Romi, Emily e Doron, le tre israeliane ostaggio per 471 giorni di Hamas, sono state liberate a Gaza. Ma il loro destino non si deciso né lì, né a Gerusalemme, né a Doha bensì in quelle anticamere del potere da dove Donald Trump ha iniziato, in queste settimane, la marcia su Washington. Quando l'11 gennaio Steve Witkoff, l'ex palazzinaro spedito da Trump a negoziare la tregua, s'è trovato davanti il premier israeliano Bibi Netanyahu non è andato per il sottile. «O chiudiamo entro il 20 - gli ha detto - o faccio i bagagli e vi lascio discutere con Hamas». Così in cinque minuti l'accordo sulla tregua, rimandato per otto mesi, è diventato realtà. Ma non finisce qui. La nuova era - inaugurata oggi nella Rotonda del Campidoglio di Washington sotto gli occhi compiaciuti di quel nuovo gotha digital-tecnocratico composto da personaggi come Elon Musk, Jeff Bezos e Mark Zuckenberg - si preannuncia come un'epoca in cui non saranno ammesse proroghe o rimandi di comodo. The Donald ha solo quattro anni per ridisegnare l'America e il mondo. E non vuole perdere tempo. E tantomeno intendono farlo coloro che hanno investito su di lui. Il primo a capirlo è un premier israeliano abilissimo, fin qui, a farsi beffe di un'amministrazione Biden che gli chiedeva una soluzione per Gaza. Ora non ha più alternative.

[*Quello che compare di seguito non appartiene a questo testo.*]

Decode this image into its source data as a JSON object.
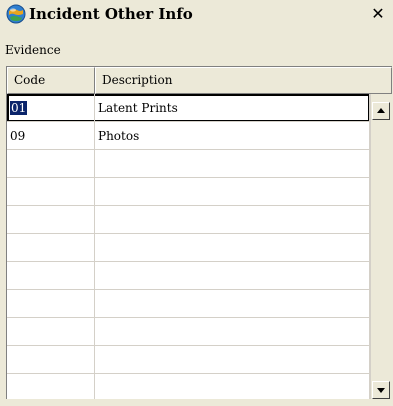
{
  "window": {
    "title": "Incident Other Info",
    "close_symbol": "✕"
  },
  "section": {
    "label": "Evidence"
  },
  "grid": {
    "columns": [
      "Code",
      "Description"
    ],
    "rows": [
      {
        "code": "01",
        "description": "Latent Prints"
      },
      {
        "code": "09",
        "description": "Photos"
      },
      {
        "code": "",
        "description": ""
      },
      {
        "code": "",
        "description": ""
      },
      {
        "code": "",
        "description": ""
      },
      {
        "code": "",
        "description": ""
      },
      {
        "code": "",
        "description": ""
      },
      {
        "code": "",
        "description": ""
      },
      {
        "code": "",
        "description": ""
      },
      {
        "code": "",
        "description": ""
      },
      {
        "code": "",
        "description": ""
      }
    ],
    "current_row": 0
  },
  "icons": {
    "app": "globe-icon",
    "close": "close-icon",
    "scroll_up": "arrow-up-icon",
    "scroll_down": "arrow-down-icon"
  },
  "colors": {
    "window_bg": "#ece9d8",
    "selection_bg": "#0a246a",
    "grid_bg": "#ffffff"
  }
}
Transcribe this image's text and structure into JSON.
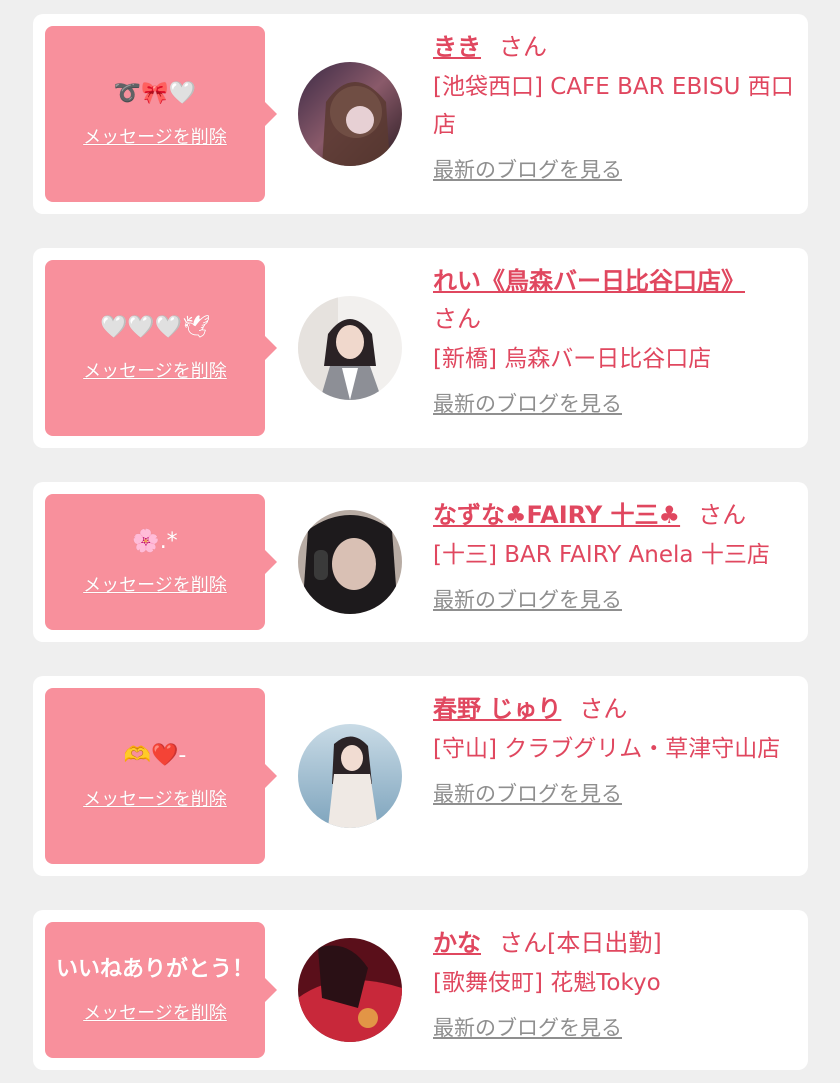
{
  "colors": {
    "accent": "#e0475f",
    "bubble": "#f8909c",
    "background": "#efefef",
    "link_gray": "#8f8f8f"
  },
  "delete_label": "メッセージを削除",
  "san_label": "さん",
  "blog_label": "最新のブログを見る",
  "items": [
    {
      "message": "➰🎀🤍",
      "name": "きき",
      "status": "",
      "shop": "[池袋西口] CAFE BAR EBISU 西口店"
    },
    {
      "message": "🤍🤍🤍🕊",
      "name": "れい《鳥森バー日比谷口店》",
      "status": "",
      "shop": "[新橋] 烏森バー日比谷口店"
    },
    {
      "message": "🌸.*",
      "name": "なずな♣FAIRY 十三♣",
      "status": "",
      "shop": "[十三] BAR FAIRY Anela 十三店"
    },
    {
      "message": "🫶❤️-",
      "name": "春野 じゅり",
      "status": "",
      "shop": "[守山] クラブグリム・草津守山店"
    },
    {
      "message": "いいねありがとう！",
      "name": "かな",
      "status": "[本日出勤]",
      "shop": "[歌舞伎町] 花魁Tokyo"
    }
  ]
}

Come gli ha brutalmente fatto capire Witkoff deve scegliere se ascoltare Washington e restare al potere o accomodarsi davanti ai giudici del proprio Paese. Per restare dovrà completare lo scambio di ostaggi, rilanciare la normalizzazione dei rapporti con l'Arabia Saudita bloccata dai massacri del 7 ottobre e iniziare assieme a Riad quel processo di pace mediorientale considerato obiettivo primario e fondamentale dal nuovo inquilino dello Studio Ovale. Ma, intendiamoci, nel nuovo corso disegnato da Trump e dai suoi consiglieri non ci sarà spazio neanche per Hamas e i suoi sponsor. «Ad Hamas non sarà più consentito governare la Striscia di Gaza» ha annunciato ieri alla Cbs Mike Waltz, prossimo Consigliere per la Sicurezza Nazionale. E il ricco Qatar non potrà più permettersi di ospitare le basi militari statunitensi mentre sotto banco continua a foraggiare non solo Hamas e i talebani, ma anche varie altre formazioni del terrore islamista legate all'Isis o ad Al Qaida.
Di tutto ciò dovrà far tesoro un Iran che ben presto dovrà scegliere se negoziare la rinuncia all'arma atomica o subire il bombardamento e la distruzione di quelle infrastrutture nucleari considerate la principale minaccia per Israele e il regno saudita.Ma, attenzione, il Medioriente è solo la prima tappa del nuovo corso. E il faccione corrucciato di The Donald è solo il volto di un'America decisa a tornare grande e unica potenza.